Nouvelle dépression... la plus terrifiante qui soit, là il tombe carrément dans un puits sans fond, il abuse effroyablement des médicaments qu’il prend pour tenter de survivre, tenter de survivre comme on tente de se suicider ? Il commence à entendre des voix, se replie entièrement sur lui-même, dans un accès de lucidité il demande à être interné en hôpital psychiatrique, il s’en échappe très vite et prend un autobus pour New York espérant retrouver Paul Simon par miracle comme en 1965 à Londres, mais de miracle cette fois ci il n’y en à pas, il ne le retrouve pas !

En 1975 c’est pourtant dans ces conditions extrêmes qu’il enregistre cinq chansons inédites, qui seront son testament, bouleversantes, complètement hantées, suintantes de désespoir terminal, c’est l’une des plus belles traces qui soient et la preuve de son grand talent gâché... Il retourne pourtant bien vite à ses absences, hospitalisations multiples et lassantes, il devient petit à petit clochard dans les rues de New York cherchant peut être un nouveau Paul Simon, qui sait ?

Un jour il est agressé par balle ; il perd l’œil gauche au passage, il devient presque totalement infirme, ses deux jambes sont terriblement atrophiées par les rigueurs de la rue. Un jeune fan de musique folk de la région de Woodstock Jim Abbott le retrouve après une vraie enquête policière, il le recueille et l’aide à remonter la pente, Jackson reçoit quelques misérables royalties pour son album de 1965, il enregistre même quelques demos en 1995, longtemps disparues, les bandes de Jackson C. Frank (l’intégralité de son seul album de 1965 et les cinq titres enregistrés en 1975) réapparaissaient en 1996. Elles vont combler ceux qui ne connaissaient Jackson C. Frank que par interprète interposée, en l’occurrence Sandy Denny, mais sa santé et vraiment trop fragile et il meurt en 1999.

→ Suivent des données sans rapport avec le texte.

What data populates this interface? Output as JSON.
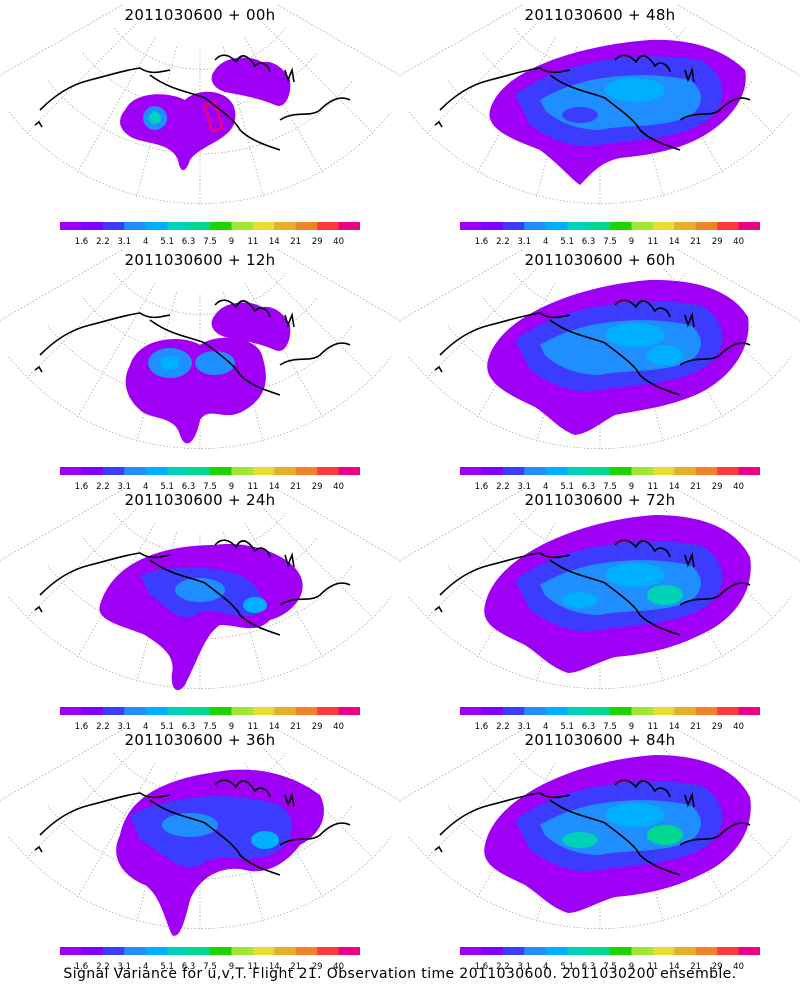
{
  "panels": [
    {
      "title": "2011030600 + 00h",
      "level": 0
    },
    {
      "title": "2011030600 + 48h",
      "level": 4
    },
    {
      "title": "2011030600 + 12h",
      "level": 1
    },
    {
      "title": "2011030600 + 60h",
      "level": 5
    },
    {
      "title": "2011030600 + 24h",
      "level": 2
    },
    {
      "title": "2011030600 + 72h",
      "level": 6
    },
    {
      "title": "2011030600 + 36h",
      "level": 3
    },
    {
      "title": "2011030600 + 84h",
      "level": 7
    }
  ],
  "colorbar": {
    "labels": [
      "1.6",
      "2.2",
      "3.1",
      "4",
      "5.1",
      "6.3",
      "7.5",
      "9",
      "11",
      "14",
      "21",
      "29",
      "40"
    ],
    "colors": [
      "#9f00f5",
      "#8000ff",
      "#3c3cff",
      "#1f8fff",
      "#00b0ff",
      "#00d2b8",
      "#00d890",
      "#1ed400",
      "#a0e632",
      "#e6dc32",
      "#e6af2d",
      "#f08228",
      "#fa3c3c",
      "#f00082"
    ]
  },
  "footer": "Signal Variance for u,v,T.  Flight 21.  Observation time 2011030600.  2011030200 ensemble."
}
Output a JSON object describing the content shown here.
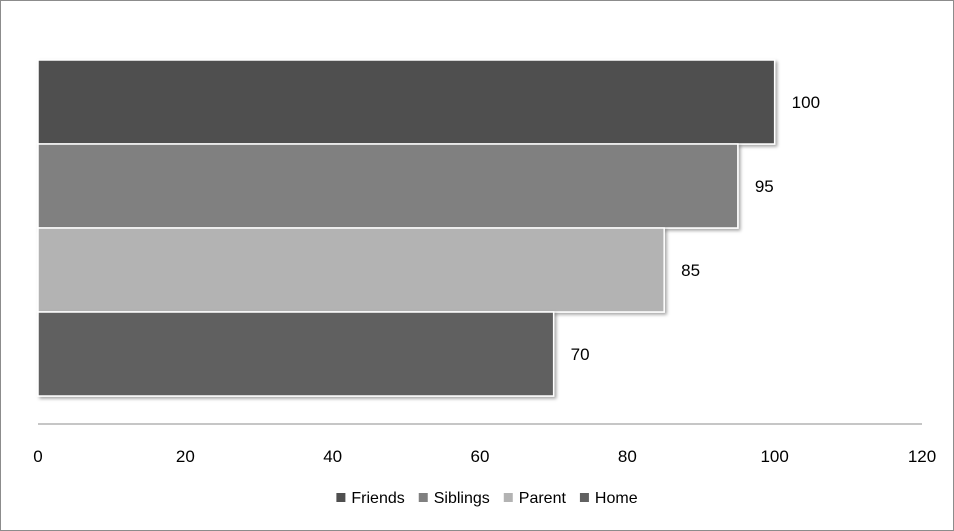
{
  "chart_data": {
    "type": "bar",
    "orientation": "horizontal",
    "stacking": "overlapped",
    "title": "",
    "xlabel": "",
    "ylabel": "",
    "xlim": [
      0,
      120
    ],
    "x_ticks": [
      0,
      20,
      40,
      60,
      80,
      100,
      120
    ],
    "grid": false,
    "legend": {
      "position": "bottom"
    },
    "series": [
      {
        "name": "Friends",
        "value": 100,
        "color": "#4f4f4f"
      },
      {
        "name": "Siblings",
        "value": 95,
        "color": "#808080"
      },
      {
        "name": "Parent",
        "value": 85,
        "color": "#b3b3b3"
      },
      {
        "name": "Home",
        "value": 70,
        "color": "#616161"
      }
    ]
  }
}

Ps : Les propos de Jackson C Franck sont peut être le fruit de mon imagination.





Discographie

12" 1965 Jackson C. Frank. EMI Columbia

7" 1965 Blues Run The Game./Can’t Get Away From My Love

12" 1978 Jackson Again. B&C Records.

CD 1996 Blues Run The Game. Mooncrest

CD 2001 Jackson C. Frank. Castle Music

CD - 2003 Blues Run The Game

2003 The Brown Bunny. Tulip Records Milk and Honey BO The Brown Bunny

3 commentaires:

-Twist- a dit…

Le Raoul m'a fait découvrir ce disque et cet artiste là. Merci encore:
http://ileftwithoutmyhat.blogspot.com/2007/09/jackson-c-franck-blues-run-game-1965.html

Anonyme a dit…

Bonjour Phillipe,

Je cherche "Blues run the Game" sans parvenir hélas à en trouver un exemplaire...
Possédez-vous ce cd ? Savez-vous comment je pourrais me le procurer ?
Merci beaucoup et bravo pour votre article.
Je préfère ne pas laisser mon mail sur le blog, vu que tout le monde peut le lire...mais si vous voulez bien me laisser une réponse sur mon myspace, ce serait extrêment gentil de votre part.
www.myspace.com/francedegriessen

Anonyme a dit…

"Comment fait-il pour être aussi triste ?"

Je me demande ce que tu penses de E. Smith.